Well thats a noble goal. However my experience is with the Kansas City Missouri schools and I dont know what you can do to improve them. I find the best thing is to provide more opportunities for the families who live down there, to send there kids to a better school which basically is what’s happening. Families leave or sneak their kids into schools in the suburbs.
I’m not the poster you reply there, but since I did those things and had once a minority supervisor, I can tell you that you are the one in the bubble. I had a very good experience there. When I later had a better job in an internet hosting company my white supervisor told his group that he thought that Obama was the antichrist, I did not last long in that environment.
Good thing that the Kansas City Missouri schools did not gave up.
What I found from other discussions was that just helping schools is not enough (and even though the situation is improving there, there is still a lot of room to get better) what is needed is to also support the families and improve the home lives where the students live.
Usually it’s stuff like inadequate clothing for the weather (i.e. it’s 20 degrees outside, and they’re wearing two hoodies and a scarf and shivering), or worn out clothes/shoes. Not homeless level dilapidation- these folks are always clean and not acting crazy or anything.
There are plenty of people wearing “ghetto” type clothing, but that doesn’t indicate poverty.
I dont think people are born racist. They become that way thru experiences. sometimes that is simply thru a parent or some person in authority filling them with propaganda. Other times it comes from bad experiences with people of another race. Similar to how many people after WW2 would not buy products from Germany or Japan.
I’m not sure what this has to do with anything, but ok. My only fast food experience was back in college when I was delivering pizza. Fun fact: the store manager called himself a gay redneck and the assistant manager I worked under was a popular local drag queen. Both were cool as fuck.
And for the record I have worked with black, white, Asian, Latino, Arab and Native Americans. I have also worked with Canadian, Mexican, Brazilian, Argentinian, Irish, Scottish, Welsh, English, French, German, Austrian, Spanish, Dutch, Italian, Polish, Russian, Indian, Korean, Vietnamese, Chinese, Japanese, Filipino and I’m getting tired of listing these out so my apologies to anyone I have missed.
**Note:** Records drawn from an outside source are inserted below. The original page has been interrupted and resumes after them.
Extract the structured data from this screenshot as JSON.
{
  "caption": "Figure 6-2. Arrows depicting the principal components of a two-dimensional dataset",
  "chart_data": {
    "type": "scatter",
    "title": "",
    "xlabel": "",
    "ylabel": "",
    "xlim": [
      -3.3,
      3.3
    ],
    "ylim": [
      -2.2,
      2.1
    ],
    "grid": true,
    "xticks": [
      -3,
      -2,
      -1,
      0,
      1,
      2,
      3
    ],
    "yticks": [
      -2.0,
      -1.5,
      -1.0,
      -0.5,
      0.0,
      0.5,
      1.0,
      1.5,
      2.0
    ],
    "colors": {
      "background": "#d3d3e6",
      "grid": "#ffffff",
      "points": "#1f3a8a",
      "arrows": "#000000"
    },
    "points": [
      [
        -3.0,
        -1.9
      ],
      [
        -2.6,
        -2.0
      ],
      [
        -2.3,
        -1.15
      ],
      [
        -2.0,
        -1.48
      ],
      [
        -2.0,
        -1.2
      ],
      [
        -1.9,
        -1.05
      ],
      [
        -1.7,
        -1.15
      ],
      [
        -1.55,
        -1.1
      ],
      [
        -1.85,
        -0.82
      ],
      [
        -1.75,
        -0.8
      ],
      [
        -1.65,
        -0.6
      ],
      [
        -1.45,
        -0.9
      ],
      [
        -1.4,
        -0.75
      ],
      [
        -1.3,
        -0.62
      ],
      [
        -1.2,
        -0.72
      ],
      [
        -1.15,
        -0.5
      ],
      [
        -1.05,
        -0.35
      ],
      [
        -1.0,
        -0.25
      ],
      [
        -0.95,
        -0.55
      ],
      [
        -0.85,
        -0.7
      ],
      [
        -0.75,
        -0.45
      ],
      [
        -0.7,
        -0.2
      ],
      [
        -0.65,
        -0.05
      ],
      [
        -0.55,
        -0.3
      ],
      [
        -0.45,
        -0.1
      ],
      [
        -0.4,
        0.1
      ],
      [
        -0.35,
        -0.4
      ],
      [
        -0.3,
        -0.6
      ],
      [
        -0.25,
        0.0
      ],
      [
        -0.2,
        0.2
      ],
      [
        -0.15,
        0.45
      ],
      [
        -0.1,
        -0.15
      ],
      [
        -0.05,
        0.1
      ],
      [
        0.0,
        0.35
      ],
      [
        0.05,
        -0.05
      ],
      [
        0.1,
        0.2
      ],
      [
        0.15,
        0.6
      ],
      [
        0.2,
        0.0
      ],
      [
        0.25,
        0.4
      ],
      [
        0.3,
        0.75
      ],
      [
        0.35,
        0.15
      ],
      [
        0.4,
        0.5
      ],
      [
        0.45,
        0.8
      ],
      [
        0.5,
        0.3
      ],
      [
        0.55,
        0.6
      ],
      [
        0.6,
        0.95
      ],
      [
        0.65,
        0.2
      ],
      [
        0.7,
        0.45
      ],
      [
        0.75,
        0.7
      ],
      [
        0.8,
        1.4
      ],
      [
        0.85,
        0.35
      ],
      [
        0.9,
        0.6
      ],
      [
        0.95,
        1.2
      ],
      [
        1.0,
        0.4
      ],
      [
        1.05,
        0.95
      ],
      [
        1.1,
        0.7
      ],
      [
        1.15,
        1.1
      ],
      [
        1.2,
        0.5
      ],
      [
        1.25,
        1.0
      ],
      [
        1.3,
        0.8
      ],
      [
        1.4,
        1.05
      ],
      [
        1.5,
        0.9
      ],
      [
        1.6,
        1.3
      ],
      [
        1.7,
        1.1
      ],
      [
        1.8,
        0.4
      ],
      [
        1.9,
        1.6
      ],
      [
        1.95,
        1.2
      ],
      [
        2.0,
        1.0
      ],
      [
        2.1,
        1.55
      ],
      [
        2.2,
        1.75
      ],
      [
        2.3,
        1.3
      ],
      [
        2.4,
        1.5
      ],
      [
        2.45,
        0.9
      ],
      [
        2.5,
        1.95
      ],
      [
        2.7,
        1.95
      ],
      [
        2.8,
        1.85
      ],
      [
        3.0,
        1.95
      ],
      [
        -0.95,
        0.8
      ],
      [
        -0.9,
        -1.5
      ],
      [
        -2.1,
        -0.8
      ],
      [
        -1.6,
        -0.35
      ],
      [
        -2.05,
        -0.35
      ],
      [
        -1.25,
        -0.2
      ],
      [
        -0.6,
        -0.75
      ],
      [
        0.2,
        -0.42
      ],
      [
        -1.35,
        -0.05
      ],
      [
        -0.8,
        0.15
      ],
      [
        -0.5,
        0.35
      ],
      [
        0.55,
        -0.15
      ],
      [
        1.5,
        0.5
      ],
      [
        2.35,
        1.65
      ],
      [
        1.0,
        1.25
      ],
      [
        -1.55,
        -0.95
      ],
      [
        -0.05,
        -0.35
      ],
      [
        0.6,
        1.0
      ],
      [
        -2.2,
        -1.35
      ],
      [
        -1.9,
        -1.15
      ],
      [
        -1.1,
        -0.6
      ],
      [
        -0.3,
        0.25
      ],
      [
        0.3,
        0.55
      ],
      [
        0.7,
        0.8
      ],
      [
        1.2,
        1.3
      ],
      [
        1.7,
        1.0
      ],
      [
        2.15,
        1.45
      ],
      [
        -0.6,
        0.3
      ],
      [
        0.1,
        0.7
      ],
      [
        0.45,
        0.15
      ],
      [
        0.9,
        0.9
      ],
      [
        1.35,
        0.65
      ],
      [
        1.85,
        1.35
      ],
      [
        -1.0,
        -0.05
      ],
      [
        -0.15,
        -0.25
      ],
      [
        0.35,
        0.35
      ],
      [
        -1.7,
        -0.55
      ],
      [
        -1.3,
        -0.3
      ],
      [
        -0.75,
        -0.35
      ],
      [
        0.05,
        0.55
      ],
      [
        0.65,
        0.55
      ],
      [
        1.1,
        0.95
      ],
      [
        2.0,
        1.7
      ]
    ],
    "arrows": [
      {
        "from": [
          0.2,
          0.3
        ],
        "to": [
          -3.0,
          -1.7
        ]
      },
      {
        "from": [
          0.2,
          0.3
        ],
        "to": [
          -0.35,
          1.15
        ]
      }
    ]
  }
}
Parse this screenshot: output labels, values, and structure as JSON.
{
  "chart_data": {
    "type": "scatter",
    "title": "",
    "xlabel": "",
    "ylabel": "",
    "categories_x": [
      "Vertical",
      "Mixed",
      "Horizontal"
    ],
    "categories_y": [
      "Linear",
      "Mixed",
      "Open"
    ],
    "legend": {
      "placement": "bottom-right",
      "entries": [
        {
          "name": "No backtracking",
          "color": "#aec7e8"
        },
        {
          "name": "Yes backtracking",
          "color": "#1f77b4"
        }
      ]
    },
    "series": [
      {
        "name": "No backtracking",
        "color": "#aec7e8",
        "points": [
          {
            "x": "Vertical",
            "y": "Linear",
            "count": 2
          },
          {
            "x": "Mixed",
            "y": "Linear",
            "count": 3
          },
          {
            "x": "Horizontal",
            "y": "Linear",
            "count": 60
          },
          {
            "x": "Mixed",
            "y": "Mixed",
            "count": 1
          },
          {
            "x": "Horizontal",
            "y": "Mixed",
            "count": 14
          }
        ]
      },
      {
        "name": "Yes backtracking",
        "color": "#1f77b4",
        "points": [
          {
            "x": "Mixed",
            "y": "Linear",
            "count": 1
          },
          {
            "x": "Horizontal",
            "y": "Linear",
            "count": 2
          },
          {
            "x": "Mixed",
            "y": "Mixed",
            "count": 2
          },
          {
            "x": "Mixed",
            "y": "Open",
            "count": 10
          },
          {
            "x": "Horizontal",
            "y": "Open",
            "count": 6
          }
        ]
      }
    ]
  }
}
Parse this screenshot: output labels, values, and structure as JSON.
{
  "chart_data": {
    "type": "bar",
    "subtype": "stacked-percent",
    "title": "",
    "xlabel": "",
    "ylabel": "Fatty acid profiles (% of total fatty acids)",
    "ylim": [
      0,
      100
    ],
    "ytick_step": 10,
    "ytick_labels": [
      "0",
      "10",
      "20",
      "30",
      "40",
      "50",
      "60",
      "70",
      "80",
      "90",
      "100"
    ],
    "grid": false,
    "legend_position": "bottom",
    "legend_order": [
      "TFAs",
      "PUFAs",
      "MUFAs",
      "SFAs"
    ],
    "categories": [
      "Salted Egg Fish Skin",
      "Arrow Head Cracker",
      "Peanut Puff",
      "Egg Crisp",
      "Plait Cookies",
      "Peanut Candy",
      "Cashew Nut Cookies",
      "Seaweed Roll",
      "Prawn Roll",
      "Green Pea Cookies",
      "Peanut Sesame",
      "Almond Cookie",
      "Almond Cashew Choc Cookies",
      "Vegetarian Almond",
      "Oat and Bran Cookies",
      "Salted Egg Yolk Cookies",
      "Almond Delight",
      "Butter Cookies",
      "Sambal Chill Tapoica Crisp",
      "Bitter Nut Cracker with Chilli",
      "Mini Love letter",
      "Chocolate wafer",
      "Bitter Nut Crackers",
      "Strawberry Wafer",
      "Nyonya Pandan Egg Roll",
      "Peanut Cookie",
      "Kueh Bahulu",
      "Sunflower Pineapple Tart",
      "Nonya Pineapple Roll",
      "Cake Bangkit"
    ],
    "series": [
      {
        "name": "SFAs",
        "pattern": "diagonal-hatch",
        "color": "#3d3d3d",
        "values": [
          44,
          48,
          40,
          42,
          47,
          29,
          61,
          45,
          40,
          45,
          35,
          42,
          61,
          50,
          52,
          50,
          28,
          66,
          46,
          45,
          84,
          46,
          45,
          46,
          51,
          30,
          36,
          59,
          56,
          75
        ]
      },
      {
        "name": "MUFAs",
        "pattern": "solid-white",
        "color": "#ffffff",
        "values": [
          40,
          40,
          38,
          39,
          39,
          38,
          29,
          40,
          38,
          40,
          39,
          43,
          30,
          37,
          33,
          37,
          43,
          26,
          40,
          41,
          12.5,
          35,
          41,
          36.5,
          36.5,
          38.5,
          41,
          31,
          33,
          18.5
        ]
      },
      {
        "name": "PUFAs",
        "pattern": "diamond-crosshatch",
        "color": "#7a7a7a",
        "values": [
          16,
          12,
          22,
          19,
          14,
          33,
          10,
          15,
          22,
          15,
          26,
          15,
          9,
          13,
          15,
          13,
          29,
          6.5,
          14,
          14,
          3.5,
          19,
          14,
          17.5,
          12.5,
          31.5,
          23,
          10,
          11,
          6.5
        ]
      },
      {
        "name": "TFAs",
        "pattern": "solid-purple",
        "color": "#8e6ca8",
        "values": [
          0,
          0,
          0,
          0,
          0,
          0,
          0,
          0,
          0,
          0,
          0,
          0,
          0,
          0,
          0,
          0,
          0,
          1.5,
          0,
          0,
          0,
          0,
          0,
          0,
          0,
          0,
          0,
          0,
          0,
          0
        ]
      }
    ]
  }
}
My opinion would be that the entire issue has much, much less to do with present-day racism, which is at an all time low, historically (we’re more inclusive, diverse, and tolerant today than at any time in our history), and much, much more to do with the historic oppression of minorities and the consequences of those minorities realizing stature in our society and questioning what we’re going to do about it.
It’s hard to just let it go when your people were enslaved, lynched, and aggressively segregated on a massive scale recently enough that there are people alive who still remember it.
That is where the issue of race in our discourse derives from in America, 2019.
I think if you just focus on the bad you will never get ahead. For every bad thing in the past many more times good people of other races have also been there.
Thing is the game is still on. The old players have left the field and now we have new ones and another generation is waiting on the side ready to get into the game.
You’re partially correct. People aren’t born racist; they become that way through their experiences, almost all of which are biased.
To be more accurate, people aren’t born racist, but we’re almost certainly born tribal, and the people who raise you, the people with whom you associate most regularly are your tribe. And in the United States, tribes are historically formed along racial lines. To be sure, tribes can form along economic, religious, and ideological lines as well, but the thread that seems to underlie all of these in our society is race, and that’s because America is a nation that was founded on white supremacy and capitalistic exploitation of non-white people. It’s even written into the Constitution, which of course, we still use and treat like a bible to this day.